Massimo Moratti Nobel per la pace

“La classe non si compra al supermercato”, e Massimo Moratti lo sa perché è un uomo di classe... anche se in questi giorni nell’occhio del ciclone ci si è trovato anche lui.
Scandalo intercettazioni a parte però, quando si spara di questo personaggio bisogna tenere sempre presente con chi si ha a che fare.
Certe volte ascolto le sue interviste e il suo tono pacato e mi convinco che quello che vedo è un personaggio di un film di Fellini e non un uomo in carne e ossa.
Se potessi intervistarlo la prima domanda che gli rivolgerei è:”Presidente, ma dove la trova tutta questa pazienza”.
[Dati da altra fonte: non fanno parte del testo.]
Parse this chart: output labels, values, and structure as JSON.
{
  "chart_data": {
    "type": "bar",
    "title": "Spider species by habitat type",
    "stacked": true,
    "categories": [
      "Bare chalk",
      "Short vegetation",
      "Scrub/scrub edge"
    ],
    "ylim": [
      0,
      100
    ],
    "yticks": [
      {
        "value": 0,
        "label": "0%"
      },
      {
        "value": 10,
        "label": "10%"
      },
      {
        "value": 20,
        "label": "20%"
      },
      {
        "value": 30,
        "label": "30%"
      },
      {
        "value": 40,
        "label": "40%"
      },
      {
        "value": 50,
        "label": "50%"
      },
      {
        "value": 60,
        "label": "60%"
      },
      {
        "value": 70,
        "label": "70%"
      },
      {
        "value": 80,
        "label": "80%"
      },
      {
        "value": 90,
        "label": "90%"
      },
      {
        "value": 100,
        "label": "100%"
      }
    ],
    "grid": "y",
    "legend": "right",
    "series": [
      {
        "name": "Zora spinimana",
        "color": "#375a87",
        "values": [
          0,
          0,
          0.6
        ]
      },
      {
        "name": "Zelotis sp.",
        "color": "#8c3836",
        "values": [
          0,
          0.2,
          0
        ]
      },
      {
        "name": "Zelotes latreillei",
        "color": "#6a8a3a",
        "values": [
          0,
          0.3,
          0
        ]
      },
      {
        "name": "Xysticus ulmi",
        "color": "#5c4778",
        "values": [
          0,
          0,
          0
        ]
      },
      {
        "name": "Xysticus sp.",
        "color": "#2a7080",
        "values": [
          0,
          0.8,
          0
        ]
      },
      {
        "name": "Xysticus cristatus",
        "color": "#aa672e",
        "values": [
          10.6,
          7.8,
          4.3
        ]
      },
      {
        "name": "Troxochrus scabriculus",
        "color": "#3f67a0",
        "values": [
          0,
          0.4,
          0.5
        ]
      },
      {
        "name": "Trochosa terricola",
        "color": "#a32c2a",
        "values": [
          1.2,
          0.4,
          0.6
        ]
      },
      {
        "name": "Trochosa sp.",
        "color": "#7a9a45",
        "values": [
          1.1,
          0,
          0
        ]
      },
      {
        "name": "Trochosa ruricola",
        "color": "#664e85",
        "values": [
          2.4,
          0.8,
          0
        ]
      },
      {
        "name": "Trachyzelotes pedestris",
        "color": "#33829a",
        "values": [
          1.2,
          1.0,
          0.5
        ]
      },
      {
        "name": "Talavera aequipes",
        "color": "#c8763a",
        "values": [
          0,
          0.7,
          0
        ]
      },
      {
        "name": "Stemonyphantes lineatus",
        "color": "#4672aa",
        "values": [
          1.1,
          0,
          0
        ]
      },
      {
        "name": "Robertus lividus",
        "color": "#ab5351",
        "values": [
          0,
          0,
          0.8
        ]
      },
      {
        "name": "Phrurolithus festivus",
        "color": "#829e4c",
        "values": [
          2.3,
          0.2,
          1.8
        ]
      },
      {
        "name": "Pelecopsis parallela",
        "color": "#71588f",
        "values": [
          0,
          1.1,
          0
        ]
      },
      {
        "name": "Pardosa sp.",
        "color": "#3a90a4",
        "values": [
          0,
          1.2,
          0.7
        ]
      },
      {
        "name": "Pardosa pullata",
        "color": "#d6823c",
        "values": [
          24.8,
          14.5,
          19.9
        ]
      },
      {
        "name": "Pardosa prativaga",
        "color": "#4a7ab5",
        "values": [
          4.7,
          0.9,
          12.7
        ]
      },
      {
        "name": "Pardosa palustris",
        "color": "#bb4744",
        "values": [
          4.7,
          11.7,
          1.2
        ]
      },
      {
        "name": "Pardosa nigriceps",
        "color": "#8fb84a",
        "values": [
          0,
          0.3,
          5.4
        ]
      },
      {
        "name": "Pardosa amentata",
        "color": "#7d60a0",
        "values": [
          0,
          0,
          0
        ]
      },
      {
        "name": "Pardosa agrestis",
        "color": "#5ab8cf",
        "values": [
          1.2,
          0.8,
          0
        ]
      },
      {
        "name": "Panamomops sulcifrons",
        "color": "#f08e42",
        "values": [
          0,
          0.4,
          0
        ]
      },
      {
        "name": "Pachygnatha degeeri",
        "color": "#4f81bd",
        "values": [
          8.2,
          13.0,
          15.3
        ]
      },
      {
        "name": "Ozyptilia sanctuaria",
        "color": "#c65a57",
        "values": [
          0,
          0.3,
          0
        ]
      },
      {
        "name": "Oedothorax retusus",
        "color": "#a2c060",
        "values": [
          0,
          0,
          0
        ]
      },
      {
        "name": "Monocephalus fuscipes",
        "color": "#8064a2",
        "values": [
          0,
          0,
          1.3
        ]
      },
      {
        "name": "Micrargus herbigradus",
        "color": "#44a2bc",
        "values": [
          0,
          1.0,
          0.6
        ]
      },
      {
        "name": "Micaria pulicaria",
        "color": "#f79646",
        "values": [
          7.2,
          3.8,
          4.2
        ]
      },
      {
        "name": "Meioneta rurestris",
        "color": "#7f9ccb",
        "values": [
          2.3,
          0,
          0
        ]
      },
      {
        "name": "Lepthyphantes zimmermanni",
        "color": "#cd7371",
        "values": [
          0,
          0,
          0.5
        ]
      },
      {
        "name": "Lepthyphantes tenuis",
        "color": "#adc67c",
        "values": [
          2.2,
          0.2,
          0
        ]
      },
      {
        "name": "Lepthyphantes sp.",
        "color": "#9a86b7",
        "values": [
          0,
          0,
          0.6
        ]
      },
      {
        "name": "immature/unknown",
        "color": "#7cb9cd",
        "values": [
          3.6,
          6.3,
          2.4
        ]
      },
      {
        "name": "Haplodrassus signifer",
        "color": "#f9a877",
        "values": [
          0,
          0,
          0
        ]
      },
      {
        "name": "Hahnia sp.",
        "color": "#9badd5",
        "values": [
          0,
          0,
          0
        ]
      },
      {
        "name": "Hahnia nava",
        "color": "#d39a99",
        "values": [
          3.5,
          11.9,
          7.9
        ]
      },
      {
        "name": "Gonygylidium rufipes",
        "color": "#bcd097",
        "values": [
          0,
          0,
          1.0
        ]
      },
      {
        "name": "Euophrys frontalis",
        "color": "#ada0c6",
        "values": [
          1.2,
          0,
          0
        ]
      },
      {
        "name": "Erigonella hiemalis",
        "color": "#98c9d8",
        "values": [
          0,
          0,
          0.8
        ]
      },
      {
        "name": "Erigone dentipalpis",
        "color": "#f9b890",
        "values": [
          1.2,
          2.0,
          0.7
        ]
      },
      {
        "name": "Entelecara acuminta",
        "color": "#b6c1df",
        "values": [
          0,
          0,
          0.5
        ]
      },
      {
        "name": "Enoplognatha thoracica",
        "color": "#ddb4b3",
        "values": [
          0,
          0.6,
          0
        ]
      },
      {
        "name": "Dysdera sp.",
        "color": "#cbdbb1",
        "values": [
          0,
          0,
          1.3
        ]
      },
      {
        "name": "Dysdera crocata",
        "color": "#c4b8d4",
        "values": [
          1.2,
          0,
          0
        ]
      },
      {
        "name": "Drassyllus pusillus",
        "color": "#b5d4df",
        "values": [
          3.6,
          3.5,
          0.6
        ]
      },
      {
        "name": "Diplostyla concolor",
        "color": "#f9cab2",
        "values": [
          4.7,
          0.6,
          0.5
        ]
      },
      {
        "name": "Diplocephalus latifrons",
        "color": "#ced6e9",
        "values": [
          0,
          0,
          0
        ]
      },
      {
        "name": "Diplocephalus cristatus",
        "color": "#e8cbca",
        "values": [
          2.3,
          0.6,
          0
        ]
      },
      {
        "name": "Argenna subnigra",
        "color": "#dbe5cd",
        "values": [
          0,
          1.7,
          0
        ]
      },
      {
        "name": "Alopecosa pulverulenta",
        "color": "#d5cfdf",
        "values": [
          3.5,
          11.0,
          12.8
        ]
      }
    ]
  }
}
Moratti è l’uomo che: è riuscito a sopportare per tre anni Mancini, acquistando tutto quello che gli veniva ha chiesto, senza mai raccogliere niente di concreto;ha sopportato Vieri, che litigava e minacciava i compagni quando bisognava battere i calci di punizione perché doveva tirarli lui; sarebbe disposto a riprendersi Ronaldo dopo la coltellata di quattro anni fa; continua a rinnovare il contratto ad Alvaro Recoba quasi come se servisse a qualcosa; ha aspettato Kanu quando ebbe i problemi di cuore trattandolo come un figlio; che aspetta pazientemente Adriano e non storce la bocca neppure dopo una dichiarazione come quella rilasciata ieri “Durante gli allenamenti sto facendo bene”; è l’uomo che vede di continuo i suoi calciatori mandare a quel paese il mister e neppure gli passa per la testa di chiedersi se nello spogliatoio c’è qualche problema.
In 11 e passa anni di gestione ha vinto poco, però ha fatto delle sua Inter il massimo esempio di democrazia esistente sulla faccia della terra.
All’Inter tutti possono dire qualsiasi cosa senza essere multati o sospesi: si può insultare il mister, sparlare della società, infierire contro i compagni ecc. ecc.
Inoltre ricorderò per sempre la sua espressione all’uscita prematura dallo Stadio Delle Alpi dopo l’intervento di Iuliano su Ronaldo, quando ai microfoni di Rai uno esternò tutta la sua rabbia econ tonalità pacatissima disse “sono andato via perché sono stanco di essere preso in giro”.
Non so se il Presidentissimo nerazzurro vincerà mai un Coppa Campioni, ma io sosterrò con tutte le mie forze la sua candidatura al premio Nobel per la pace.